Splitting Large Datasets

A recent ODM update (coined split-merge) introduces a new workflow for splitting up very large datasets into manageable chunks (called submodels), running the pipeline on each chunk, and then producing some merged products.

Why might you use the split-merge pipeline? If you have a very large number of images in your dataset, split-merge will help make the processing more manageable on a large machine. It will also alleviate the need for Ground Control. GPS information gathered from the UAV is still a long way from being accurate, and those problems only get more noticeable as datasets scale. Obviously the best results will come from survey-grade GCPs, but this is not always possible.

What split-merge doesn’t solve is the ability to run large datasets on small machines. We have made strides towards reducing processing costs in general, but the goal of split-merge was specifically to solve a scaling problem, not necessarily an efficiency one.

Calibrate images

Image calibration is essential for large datasets because error propagation due to image distortion will cause a bowl effect on the models. Calibration instructions can be found at Calibrating the camera.

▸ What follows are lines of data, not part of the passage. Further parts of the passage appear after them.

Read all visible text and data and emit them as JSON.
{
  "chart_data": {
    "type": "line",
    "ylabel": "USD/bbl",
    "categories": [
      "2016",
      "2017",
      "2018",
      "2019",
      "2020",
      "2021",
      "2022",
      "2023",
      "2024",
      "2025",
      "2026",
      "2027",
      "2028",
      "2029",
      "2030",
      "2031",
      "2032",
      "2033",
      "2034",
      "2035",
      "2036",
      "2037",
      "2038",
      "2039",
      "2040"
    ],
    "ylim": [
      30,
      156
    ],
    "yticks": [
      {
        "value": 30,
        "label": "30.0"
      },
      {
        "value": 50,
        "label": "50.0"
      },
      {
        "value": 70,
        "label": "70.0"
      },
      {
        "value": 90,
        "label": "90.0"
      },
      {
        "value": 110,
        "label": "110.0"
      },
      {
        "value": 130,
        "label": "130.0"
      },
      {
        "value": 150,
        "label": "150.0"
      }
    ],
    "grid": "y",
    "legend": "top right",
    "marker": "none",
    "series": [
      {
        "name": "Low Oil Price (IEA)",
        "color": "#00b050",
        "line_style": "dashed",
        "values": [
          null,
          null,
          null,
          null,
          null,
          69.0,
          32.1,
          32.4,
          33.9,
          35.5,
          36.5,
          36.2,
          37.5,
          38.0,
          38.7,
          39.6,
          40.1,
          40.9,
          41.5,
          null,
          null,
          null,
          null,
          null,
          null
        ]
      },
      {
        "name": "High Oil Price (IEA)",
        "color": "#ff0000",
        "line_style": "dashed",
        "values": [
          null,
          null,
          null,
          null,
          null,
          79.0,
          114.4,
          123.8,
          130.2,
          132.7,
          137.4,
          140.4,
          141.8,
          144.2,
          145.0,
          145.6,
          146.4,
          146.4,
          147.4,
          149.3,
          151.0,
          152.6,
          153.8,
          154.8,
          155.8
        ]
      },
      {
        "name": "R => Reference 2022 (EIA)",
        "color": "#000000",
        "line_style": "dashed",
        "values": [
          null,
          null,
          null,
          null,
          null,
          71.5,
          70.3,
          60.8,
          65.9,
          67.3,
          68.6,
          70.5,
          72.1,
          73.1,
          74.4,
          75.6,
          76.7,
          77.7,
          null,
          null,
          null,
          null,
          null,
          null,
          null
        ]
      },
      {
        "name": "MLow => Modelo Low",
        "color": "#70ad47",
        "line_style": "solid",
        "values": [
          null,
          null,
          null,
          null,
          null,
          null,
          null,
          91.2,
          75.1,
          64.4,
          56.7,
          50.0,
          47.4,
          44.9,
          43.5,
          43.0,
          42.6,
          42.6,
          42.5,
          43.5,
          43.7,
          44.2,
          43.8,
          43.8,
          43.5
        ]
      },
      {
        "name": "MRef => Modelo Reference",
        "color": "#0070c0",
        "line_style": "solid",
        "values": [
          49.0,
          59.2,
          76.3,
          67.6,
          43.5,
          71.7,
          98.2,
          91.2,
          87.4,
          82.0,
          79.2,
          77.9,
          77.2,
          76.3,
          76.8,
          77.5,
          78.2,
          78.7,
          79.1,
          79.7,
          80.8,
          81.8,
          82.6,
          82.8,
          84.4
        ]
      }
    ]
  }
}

The scripts lay inside the scripts/metadataset folder. They are::


If you look into run_all.sh you will see that you run each of these scripts in the order above. It’s really just a placeholder file we used for testing, so I will largely ignore it. Instead I will go through each step in order to explain what it does and how to run it. Before you run the following scripts, you should set up the environment variables::

RUNPATH=<Set this to your ODM base directory, eg. /home/dmb2/opendronemap>
export PYTHONPATH=$RUNPATH:$RUNPATH/SuperBuild/install/lib/python2.7/dist-packages:$RUNPATH/SuperBuild/src/opensfm:$PYTHONPATH
export LD_LIBRARY_PATH=$LD_LIBRARY_PATH:$RUNPATH/SuperBuild/install/lib

And make sure you have all the parameters you want to pass in the settings.yaml file in the software root directory. You won’t be able to put most of those settings into the command line.


This script sets up the metadataset/submodel structure. It takes some arguments::

--resize-to n
--min-num-features n
--num-cores n
--matcher-neighbors n
--submodel-size n
--submodel-overlap float

<path-to-project> is where the data lies, set up like an ODM project (images should be in an “images” subdirectory), n in each of the other parameters is an integer. See https://github.com/OpenDroneMap/OpenDroneMap/wiki/Run-Time-Parameters for more info on the first four. The submodel-size parameter sets how many images are put in each submodel cluster on average. The default is 80 images. It is good to keep the size small because it decreases the bowling effect overall. There also needs to be sufficient overlap between clusters for alignment and merging the models. The submodel-overlap parameter determines how large a radius (in meters) around the cluster to include neighboring images.

python setup.py ~/ODMProjects/split-merge-test/


Before we split the dataset up, we have to match the images so that the software knows where to make the splits. This is done on the whole dataset, so it can take a while if there are a lot of photos. This one takes nothing except the project path::

python run_matching.py ~/ODMProjects/split-merge-test/


Now we split the model. This will create a directory called “submodels” within which is a set of directories for each submodel. Each of these is set up like a typical ODM project folder, except the images are symlinked to the root images folder. This is an important concept to know because moving the project folder will break the symlinks if you are not careful.:

python split.py ~/ODMProjects/split-merge-test/


Now that we have the submodels, we can run the sparse reconstruction on each. There is an optional argument in this script to run matching on each submodel. You already should have run matching above so we don’t need to do it again.:


Here’s what I ran::

python run_reconstructions.py ~/ODMProjects/split-merge-test/


Each submodel is self-referenced, so it’s important to realign the point clouds before getting to the next steps of the pipeline::

python align.py ~/ODMProjects/split-merge-test/


This is the one that will take a while. It basically runs the rest of the toolchain for each aligned submodel.:

python run_dense.py ~/ODMProjects/split-merge-test/

And then we wait….


The previous script generated an orthophoto for each submodel, and now we have to merge them into a single file. By default it will not overwrite the resulting TIFF so if you need to rerun, make sure you append --overwrite.:

python merge.py ~/ODMProjects/split-merge-test/ --overwrite

Next steps

This process is a pretty great start to scaling our image processing capabilities, although there is always work to be done. Overall, I would like to see the process streamlined into the standard OpenDroneMap flow. I would also like to see more merged outputs than only the GeoTIFF: the point cloud, textured mesh, and DSM/DTM for starters. Huge props to Pau and the folks at Mapillary for their amazing contributions to OpenDroneMap through their OpenSfM code. I look forward to further pushing the limits of OpenDroneMap and seeing how big a dataset we can process.